Merck has entered into a definitive agreement to acquire Inspire Pharmaceuticals Inc., in a transaction with a cash value of $430 million.
Whitehouse Station, NJ, and Raleigh, NC-Merck has entered into a definitive agreement to acquire Inspire Pharmaceuticals Inc., in a transaction with a cash value of $430 million.
Under the terms of the agreement, Merck, through a subsidiary, will commence a tender offer for all outstanding common stock of Inspire at a price of $5 per share in cash. The transaction has been unanimously approved by the boards of directors of both companies, and Inspire's board recommended that the company's shareholders tender their shares pursuant to the tender offer. Warburg Pincus Private Equity IX LP, which owns about 28% of the outstanding shares of Inspire, has agreed to tender all of its shares into the offer.

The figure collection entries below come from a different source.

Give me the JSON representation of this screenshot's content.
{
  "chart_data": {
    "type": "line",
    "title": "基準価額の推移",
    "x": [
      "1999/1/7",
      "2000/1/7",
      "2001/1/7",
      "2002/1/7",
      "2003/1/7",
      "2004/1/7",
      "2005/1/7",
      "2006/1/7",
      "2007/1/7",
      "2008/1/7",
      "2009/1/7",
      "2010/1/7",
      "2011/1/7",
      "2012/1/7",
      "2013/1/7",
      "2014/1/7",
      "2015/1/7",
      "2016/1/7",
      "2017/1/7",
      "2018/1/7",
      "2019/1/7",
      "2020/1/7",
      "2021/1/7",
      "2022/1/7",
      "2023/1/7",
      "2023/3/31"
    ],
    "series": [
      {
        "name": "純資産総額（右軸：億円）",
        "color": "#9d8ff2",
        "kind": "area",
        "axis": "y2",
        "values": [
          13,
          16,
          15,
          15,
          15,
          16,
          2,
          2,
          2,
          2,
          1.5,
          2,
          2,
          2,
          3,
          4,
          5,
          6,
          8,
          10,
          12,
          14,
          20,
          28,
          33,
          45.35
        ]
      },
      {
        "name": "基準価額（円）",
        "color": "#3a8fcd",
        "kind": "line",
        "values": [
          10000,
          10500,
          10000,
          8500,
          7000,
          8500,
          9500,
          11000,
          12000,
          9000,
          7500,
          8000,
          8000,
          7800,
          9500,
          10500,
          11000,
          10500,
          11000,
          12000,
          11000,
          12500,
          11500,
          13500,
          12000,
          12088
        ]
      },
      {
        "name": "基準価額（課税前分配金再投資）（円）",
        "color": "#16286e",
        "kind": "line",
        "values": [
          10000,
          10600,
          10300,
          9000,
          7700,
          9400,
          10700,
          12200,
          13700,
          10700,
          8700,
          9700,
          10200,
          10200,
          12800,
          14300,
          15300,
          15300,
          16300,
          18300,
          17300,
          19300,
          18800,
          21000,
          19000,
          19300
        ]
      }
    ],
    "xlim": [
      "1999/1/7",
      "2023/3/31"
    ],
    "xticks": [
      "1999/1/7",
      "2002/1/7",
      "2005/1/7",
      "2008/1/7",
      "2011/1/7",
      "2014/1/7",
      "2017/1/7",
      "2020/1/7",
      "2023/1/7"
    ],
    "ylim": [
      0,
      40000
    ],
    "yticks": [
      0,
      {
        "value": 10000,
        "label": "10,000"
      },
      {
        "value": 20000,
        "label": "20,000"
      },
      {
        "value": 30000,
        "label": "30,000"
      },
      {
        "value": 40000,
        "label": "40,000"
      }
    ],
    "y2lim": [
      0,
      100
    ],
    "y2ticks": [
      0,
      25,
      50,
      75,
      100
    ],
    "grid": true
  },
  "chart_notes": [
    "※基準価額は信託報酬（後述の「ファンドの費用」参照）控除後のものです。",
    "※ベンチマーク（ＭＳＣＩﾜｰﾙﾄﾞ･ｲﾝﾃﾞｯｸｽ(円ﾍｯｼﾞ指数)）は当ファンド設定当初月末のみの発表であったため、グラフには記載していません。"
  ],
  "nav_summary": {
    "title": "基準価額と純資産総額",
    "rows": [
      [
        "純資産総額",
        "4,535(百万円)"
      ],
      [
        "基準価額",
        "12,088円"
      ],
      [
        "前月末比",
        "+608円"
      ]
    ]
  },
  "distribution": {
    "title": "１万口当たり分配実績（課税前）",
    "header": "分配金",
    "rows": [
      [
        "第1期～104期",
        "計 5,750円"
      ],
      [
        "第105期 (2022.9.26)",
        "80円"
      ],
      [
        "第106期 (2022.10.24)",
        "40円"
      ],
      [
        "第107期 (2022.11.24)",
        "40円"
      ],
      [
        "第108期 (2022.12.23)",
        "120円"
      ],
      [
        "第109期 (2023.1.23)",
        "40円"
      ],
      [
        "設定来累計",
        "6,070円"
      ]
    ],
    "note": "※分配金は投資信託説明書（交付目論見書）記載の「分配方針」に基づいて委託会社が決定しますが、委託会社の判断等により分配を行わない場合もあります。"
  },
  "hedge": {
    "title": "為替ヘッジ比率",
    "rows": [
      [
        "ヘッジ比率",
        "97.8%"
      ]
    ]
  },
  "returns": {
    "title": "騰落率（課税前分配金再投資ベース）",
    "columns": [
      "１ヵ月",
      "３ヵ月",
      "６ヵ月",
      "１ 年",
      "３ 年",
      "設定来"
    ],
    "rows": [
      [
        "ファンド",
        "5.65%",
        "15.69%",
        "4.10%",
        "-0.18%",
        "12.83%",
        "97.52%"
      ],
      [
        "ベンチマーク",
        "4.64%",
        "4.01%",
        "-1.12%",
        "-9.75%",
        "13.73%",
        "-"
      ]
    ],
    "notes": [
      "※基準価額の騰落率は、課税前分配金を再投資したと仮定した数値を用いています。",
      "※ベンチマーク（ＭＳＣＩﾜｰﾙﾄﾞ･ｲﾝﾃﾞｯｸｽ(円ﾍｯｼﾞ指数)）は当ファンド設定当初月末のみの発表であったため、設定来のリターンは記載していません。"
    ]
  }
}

“As one of the world's leading health-care companies, Merck is the ideal partner to enhance the long-term potential of Inspire's portfolio of ophthalmic assets,” said Adrian Adams, president and chief executive officer of Inspire. “We are delighted that Merck recognized the strength of an integrated platform leveraging the growing Azasite (azithromycin ophthalmic solution 1%) product opportunity, and the strong relationships within the ophthalmic community cultivated by our high quality, specialty eye care sales force in the U.S.”
“This acquisition combines the talented commercialization organization at Inspire with the excellent team already in place at Merck, thereby strengthening our ophthalmology business and positioning us for future growth with an expanded portfolio,” added Beverly Lybrand, senior vice president and general manager, neuroscience and ophthalmology, Merck. “This deal helps address the needs of patients and customers in ophthalmology and creates value for both companies.”
The closing of the tender offer is subject to certain conditions. These include the condition that the tender of Inspire shares together with the shares owned by Merck represent at least a majority of the total number of Inspire's outstanding shares, the expiration of the waiting period under the Hart-Scott-Rodino Antitrust Improvements Act, and other customary conditions. Upon the completion of the tender offer, Merck will acquire all remaining shares through a second-step merger.